Katrin Dagmar Göring-Eckardt (Mitglied des Präsidiums)

Politiker ID: 11003132

Herr Kollege, Sie müssen bitte zum Ende kommen.

Dr. Ralf Brauksiepe (Mitglied des Bundestages)

Politiker ID: 11003055, Fraktion: Christlich Demokratische Union Deutschlands/Christlich-Soziale Union in Bayern (CDU/CSU)

Damit sind wir auf dem richtigen Weg und damit werden wir den Menschen, um die es hier geht, helfen. Nicht mit Vernebelungsdebatten und irgendwelchen Unterschichtsbegriffen, sondern mit konkreten Maßnahmen, wie wir sie schon durchgesetzt haben und weiterhin, zur Not auch gegen den Widerstand der Opposition, durchsetzen werden, werden wir helfen, die Probleme, die mit dieser Studie aufgezeigt worden sind, zu beseitigen.

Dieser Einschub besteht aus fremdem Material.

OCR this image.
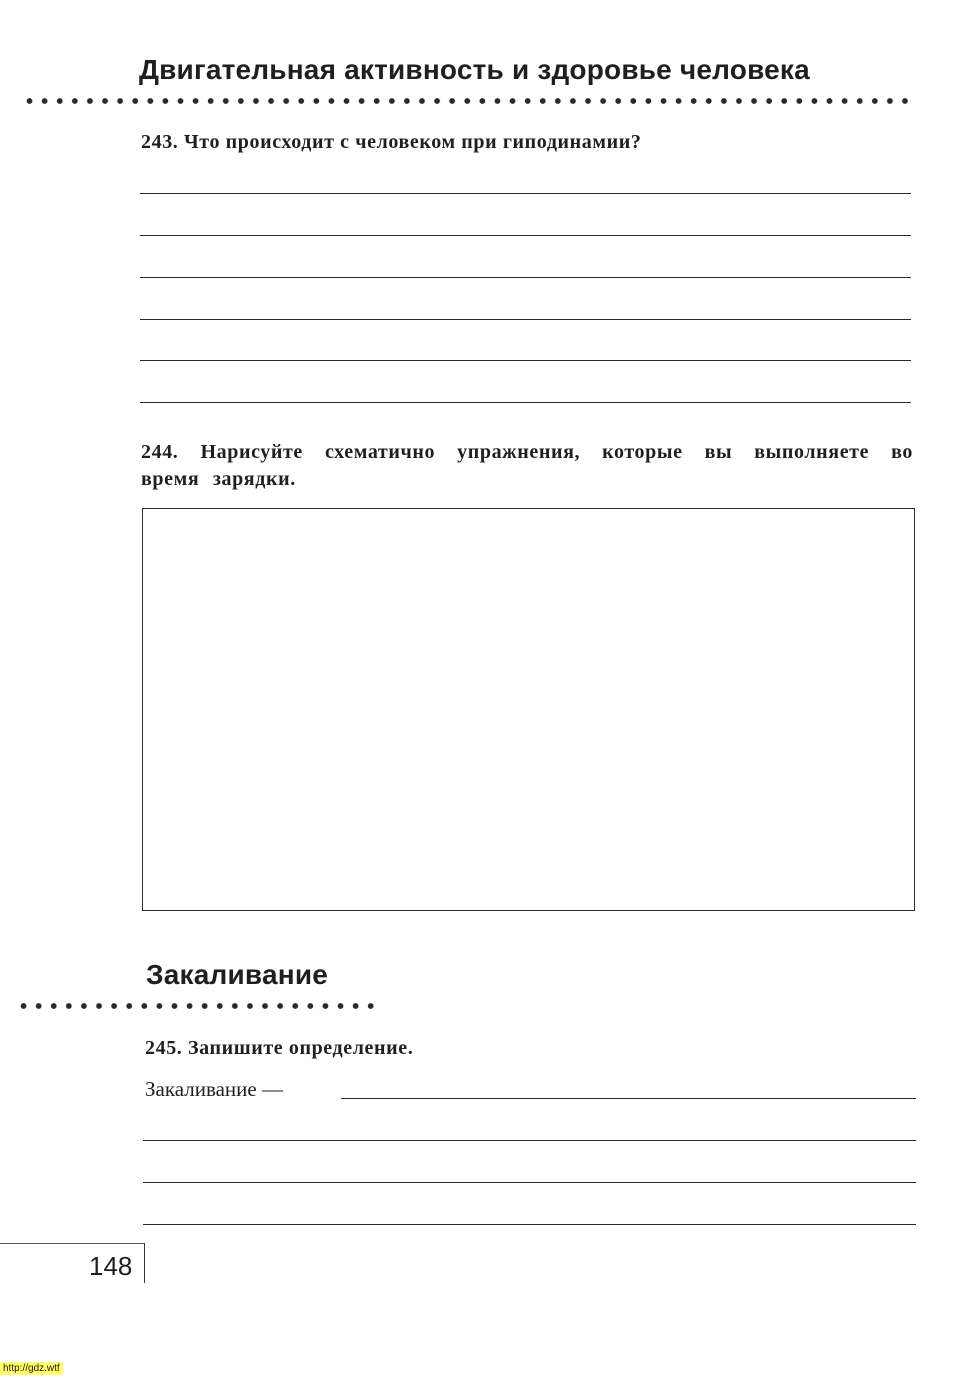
Двигательная активность и здоровье человека
243. Что происходит с человеком при гиподинамии?
244. Нарисуйте схематично упражнения, которые вы выполняете во время зарядки.
Закаливание
245. Запишите определение.
Закаливание —
148
http://gdz.wtf
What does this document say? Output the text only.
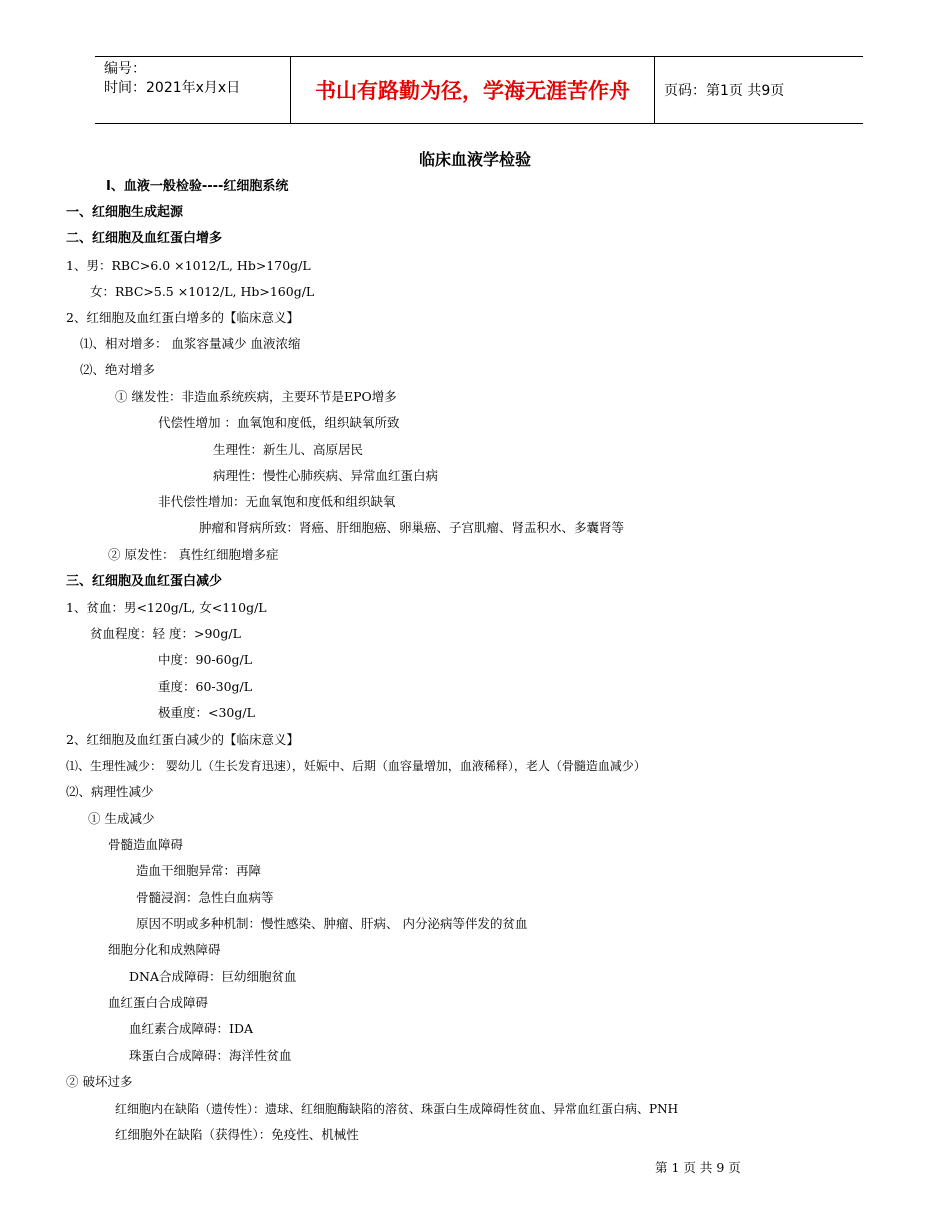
编号：
时间：2021年x月x日	书山有路勤为径，学海无涯苦作舟	页码：第1页 共9页
临床血液学检验
Ⅰ、血液一般检验----红细胞系统
一、红细胞生成起源
二、红细胞及血红蛋白增多
1、男：RBC>6.0 ×1012/L, Hb>170g/L
女：RBC>5.5 ×1012/L, Hb>160g/L
2、红细胞及血红蛋白增多的【临床意义】
⑴、相对增多： 血浆容量减少 血液浓缩
⑵、绝对增多
① 继发性：非造血系统疾病，主要环节是EPO增多
代偿性增加 ：血氧饱和度低，组织缺氧所致
生理性：新生儿、高原居民
病理性：慢性心肺疾病、异常血红蛋白病
非代偿性增加：无血氧饱和度低和组织缺氧
肿瘤和肾病所致：肾癌、肝细胞癌、卵巢癌、子宫肌瘤、肾盂积水、多囊肾等
② 原发性： 真性红细胞增多症
三、红细胞及血红蛋白减少
1、贫血：男<120g/L, 女<110g/L
贫血程度：轻 度：>90g/L
中度：90-60g/L
重度：60-30g/L
极重度：<30g/L
2、红细胞及血红蛋白减少的【临床意义】
⑴、生理性减少： 婴幼儿（生长发育迅速），妊娠中、后期（血容量增加，血液稀释），老人（骨髓造血减少）
⑵、病理性减少
① 生成减少
骨髓造血障碍
造血干细胞异常：再障
骨髓浸润：急性白血病等
原因不明或多种机制：慢性感染、肿瘤、肝病、 内分泌病等伴发的贫血
细胞分化和成熟障碍
DNA合成障碍：巨幼细胞贫血
血红蛋白合成障碍
血红素合成障碍：IDA
珠蛋白合成障碍：海洋性贫血
② 破坏过多
红细胞内在缺陷（遗传性）：遗球、红细胞酶缺陷的溶贫、珠蛋白生成障碍性贫血、异常血红蛋白病、PNH
红细胞外在缺陷（获得性）：免疫性、机械性
第 1 页 共 9 页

Vielen Dank. ({0})

Katrin Dagmar Göring-Eckardt (Mitglied des Präsidiums)

Politiker ID: 11003132

Das Wort hat der Kollege Fritz Kuhn, Bündnis 90/Die Grünen.

Fritz Kuhn (Mitglied des Bundestages)

Politiker ID: 11003577, Fraktion: Bündnis 90/Die Grünen (Grüne)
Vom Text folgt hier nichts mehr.